All Products
Search
Document Center

MaxCompute:Spark Connector

Last Updated:Jan 06, 2026

Processing MaxCompute data with Apache Spark often involves inefficient data transfers between the two systems. The MaxCompute Spark Connector resolves this by providing high-throughput, direct access to your MaxCompute data. By leveraging the MaxCompute Storage API, the connector bypasses the SQL layer, enabling Spark to read data directly from the underlying storage. This eliminates data exports, reduces latency, and significantly improves performance, especially for large-scale workloads. Furthermore, its integration with the Spark Catalog API lets you manage and query MaxCompute tables using standard Spark SQL, just as you would with native Spark tables.

Scope and limitations

  • When a third-party engine accesses MaxCompute:

    • You can read standard tables, partitioned tables, clustered tables, Delta Tables, and materialized views.

    • You cannot read MaxCompute external tables or logical views.

  • Reading the JSON data type is not supported.

Procedure

  1. Activate MaxCompute and create a MaxCompute project.

  2. Purchase a subscription Data Transmission Service resource group.

  3. Deploy a Spark developer environment.

    Use a compatible Spark version (3.2.x to 3.5.x). Download the package from Spark and extract it to a local directory.

    1. To set up the environment on a Linux, see Set up a Linux developer environment.

    2. To set up the environment on a Windows, see Set up a Windows developer environment.

  4. Download and compile the Spark connector. The connector version must correspond to your Spark version. This guide uses Spark 3.3.1 as an example. Ensure Git is installed in your environment.

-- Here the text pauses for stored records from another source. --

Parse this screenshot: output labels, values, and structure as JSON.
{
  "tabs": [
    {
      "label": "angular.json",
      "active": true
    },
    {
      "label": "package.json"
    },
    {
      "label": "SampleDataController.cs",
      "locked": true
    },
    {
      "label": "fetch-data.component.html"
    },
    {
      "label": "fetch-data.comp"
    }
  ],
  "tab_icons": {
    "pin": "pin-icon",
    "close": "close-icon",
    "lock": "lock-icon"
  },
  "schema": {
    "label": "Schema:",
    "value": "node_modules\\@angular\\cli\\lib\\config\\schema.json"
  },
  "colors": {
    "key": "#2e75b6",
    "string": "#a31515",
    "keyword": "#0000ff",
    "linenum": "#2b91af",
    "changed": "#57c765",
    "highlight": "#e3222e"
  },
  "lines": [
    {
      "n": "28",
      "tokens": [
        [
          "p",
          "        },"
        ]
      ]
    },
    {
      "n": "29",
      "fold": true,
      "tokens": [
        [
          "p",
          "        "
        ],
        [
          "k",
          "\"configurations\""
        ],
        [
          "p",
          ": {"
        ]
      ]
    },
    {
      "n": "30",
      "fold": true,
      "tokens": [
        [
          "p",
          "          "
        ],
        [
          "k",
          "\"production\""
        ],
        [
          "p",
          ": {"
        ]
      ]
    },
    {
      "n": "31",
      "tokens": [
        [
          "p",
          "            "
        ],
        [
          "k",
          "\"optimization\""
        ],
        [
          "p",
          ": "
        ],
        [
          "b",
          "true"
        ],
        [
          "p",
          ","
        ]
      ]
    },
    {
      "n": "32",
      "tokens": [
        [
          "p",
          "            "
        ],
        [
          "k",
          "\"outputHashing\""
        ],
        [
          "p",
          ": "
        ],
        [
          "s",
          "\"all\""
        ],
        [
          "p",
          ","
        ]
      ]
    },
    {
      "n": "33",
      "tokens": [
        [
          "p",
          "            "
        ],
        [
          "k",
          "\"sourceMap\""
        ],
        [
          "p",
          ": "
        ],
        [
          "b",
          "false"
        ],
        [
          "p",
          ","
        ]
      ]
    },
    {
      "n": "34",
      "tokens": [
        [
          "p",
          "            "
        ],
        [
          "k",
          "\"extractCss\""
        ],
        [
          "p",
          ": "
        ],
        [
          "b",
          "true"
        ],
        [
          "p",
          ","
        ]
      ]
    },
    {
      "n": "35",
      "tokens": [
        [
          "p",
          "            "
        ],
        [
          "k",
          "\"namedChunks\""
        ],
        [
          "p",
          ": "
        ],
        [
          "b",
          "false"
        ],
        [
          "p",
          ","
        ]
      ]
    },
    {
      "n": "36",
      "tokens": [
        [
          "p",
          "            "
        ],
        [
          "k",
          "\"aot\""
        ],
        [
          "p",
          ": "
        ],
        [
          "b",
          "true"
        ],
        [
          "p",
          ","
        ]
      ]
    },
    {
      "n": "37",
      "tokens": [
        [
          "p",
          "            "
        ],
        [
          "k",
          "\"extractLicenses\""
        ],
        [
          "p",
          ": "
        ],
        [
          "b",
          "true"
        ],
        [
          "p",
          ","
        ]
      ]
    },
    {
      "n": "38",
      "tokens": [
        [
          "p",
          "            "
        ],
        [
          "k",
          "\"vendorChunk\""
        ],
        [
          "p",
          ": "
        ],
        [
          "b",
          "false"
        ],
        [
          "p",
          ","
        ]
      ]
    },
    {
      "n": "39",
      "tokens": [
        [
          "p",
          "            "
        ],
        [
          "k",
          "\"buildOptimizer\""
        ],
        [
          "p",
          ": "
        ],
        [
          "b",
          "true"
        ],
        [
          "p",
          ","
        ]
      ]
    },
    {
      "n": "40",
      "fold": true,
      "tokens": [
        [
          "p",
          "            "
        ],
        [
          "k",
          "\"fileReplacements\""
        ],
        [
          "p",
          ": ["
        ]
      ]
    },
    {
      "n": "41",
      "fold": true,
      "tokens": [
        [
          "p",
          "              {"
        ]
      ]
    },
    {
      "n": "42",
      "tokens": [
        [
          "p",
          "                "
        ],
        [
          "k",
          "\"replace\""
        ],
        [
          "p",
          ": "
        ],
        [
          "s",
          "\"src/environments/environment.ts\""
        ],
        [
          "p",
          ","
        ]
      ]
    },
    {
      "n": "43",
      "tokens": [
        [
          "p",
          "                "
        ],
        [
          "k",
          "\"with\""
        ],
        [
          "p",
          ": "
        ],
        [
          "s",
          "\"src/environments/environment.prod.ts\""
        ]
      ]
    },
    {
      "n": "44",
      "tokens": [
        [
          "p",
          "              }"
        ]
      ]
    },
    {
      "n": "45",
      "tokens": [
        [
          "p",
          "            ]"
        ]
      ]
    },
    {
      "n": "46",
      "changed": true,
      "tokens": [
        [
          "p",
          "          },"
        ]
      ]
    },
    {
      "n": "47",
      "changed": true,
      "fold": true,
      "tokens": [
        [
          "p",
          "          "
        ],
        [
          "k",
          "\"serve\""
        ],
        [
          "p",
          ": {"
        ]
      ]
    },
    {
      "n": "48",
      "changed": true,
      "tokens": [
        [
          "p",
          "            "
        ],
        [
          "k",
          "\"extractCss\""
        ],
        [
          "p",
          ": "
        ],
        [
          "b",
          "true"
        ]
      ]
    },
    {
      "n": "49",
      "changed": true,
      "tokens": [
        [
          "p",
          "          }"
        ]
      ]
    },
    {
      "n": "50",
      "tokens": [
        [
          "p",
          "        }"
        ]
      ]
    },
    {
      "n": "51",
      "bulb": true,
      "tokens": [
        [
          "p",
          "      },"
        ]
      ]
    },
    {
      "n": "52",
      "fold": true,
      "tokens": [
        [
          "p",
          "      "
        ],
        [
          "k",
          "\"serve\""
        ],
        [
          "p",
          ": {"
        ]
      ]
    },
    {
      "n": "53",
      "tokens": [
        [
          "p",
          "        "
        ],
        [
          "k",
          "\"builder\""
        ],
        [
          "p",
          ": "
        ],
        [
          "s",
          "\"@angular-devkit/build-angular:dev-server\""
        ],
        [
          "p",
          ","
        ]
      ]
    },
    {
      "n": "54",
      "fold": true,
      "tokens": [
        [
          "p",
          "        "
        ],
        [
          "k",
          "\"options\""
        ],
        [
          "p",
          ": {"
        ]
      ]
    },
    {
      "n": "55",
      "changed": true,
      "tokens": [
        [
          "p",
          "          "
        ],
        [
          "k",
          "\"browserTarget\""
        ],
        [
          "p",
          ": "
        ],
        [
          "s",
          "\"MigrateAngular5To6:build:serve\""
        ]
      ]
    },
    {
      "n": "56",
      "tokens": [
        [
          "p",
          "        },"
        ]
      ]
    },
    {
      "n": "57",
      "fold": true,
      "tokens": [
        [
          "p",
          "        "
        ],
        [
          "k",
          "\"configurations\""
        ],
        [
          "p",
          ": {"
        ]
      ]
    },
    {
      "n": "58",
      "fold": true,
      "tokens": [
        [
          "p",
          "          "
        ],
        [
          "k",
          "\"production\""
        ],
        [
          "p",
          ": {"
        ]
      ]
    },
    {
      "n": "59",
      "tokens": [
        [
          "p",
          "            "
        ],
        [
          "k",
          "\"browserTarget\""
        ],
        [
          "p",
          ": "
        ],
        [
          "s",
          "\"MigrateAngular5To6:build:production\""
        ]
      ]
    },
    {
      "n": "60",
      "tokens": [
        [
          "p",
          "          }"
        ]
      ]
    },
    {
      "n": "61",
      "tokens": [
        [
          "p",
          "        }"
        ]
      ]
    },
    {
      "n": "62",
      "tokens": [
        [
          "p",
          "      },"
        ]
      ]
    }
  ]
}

    ## Download the Spark connector:
    git clone https://github.com/aliyun/aliyun-maxcompute-data-collectors.git
    
    ## Switch to the spark-connector folder
    cd aliyun-maxcompute-data-collectors/spark-connector 
    
    ## Compile the package
    mvn clean package
    
    ## Location of the Datasource JAR package
    datasource/target/spark-odps-datasource-3.3.1-odps0.43.0.jar
    
    ## Copy the Datasource JAR package to the $SPARK_HOME/jars/ folder
    cp datasource/target/spark-odps-datasource-3.3.1-odps0.43.0.jar $SPARK_HOME/jars/
  5. Configure your MaxCompute access credentials. In your $SPARK_HOME/conf directory, create a spark-defaults.conf file:

    cd $SPARK_HOME/conf
    vim spark-defaults.conf

    Add the following configurations to the spark-defaults.conf file:

    ## Configure the account in spark-defaults.conf
    spark.hadoop.odps.project.name=doc_test
    spark.hadoop.odps.access.id=L********************
    spark.hadoop.odps.access.key=*******************
    spark.hadoop.odps.end.point=http://service.cn-beijing.maxcompute.aliyun.com/api
    spark.hadoop.odps.tunnel.quota.name=ot_xxxx_p#ot_xxxx
    ## Configure the MaxCompute Catalog
    spark.sql.catalog.odps=org.apache.spark.sql.execution.datasources.v2.odps.OdpsTableCatalog 
    spark.sql.extensions=org.apache.spark.sql.execution.datasources.v2.odps.extension.OdpsExtensions
  6. Use the Spark connector to access MaxCompute.

    1. Run the following command in the bin folder of Spark to start the Spark SQL client:

      cd $SPARK_HOME/bin
      spark-sql
    2. List the tables in your MaxCompute project:

      SHOW tables in odps.doc_test;

      doc_test is an example of a MaxCompute project name. Replace it with your actual project name.

    3. Create a table:

      CREATE TABLE odps.doc_test.mc_test_table (name STRING, num BIGINT);
    4. Read data from the table:

      SELECT * FROM odps.doc_test.mc_test_table;
    5. Create a partitioned table:

       CREATE TABLE odps.doc_test.mc_test_table_pt (name STRING, num BIGINT) PARTITIONED BY (pt1 STRING, pt2 STRING);
    6. Read data from the partitioned table:

      SELECT * FROM odps.doc_test.mc_test_table_pt;

      Example output:

      test1   1       2018    0601
      test2   2       2018    0601
      Time taken: 1.312 seconds, Fetched 2 row(s)
    7. Delete the table:

      DROP TABLE IF EXISTS odps.doc_test.mc_test_table;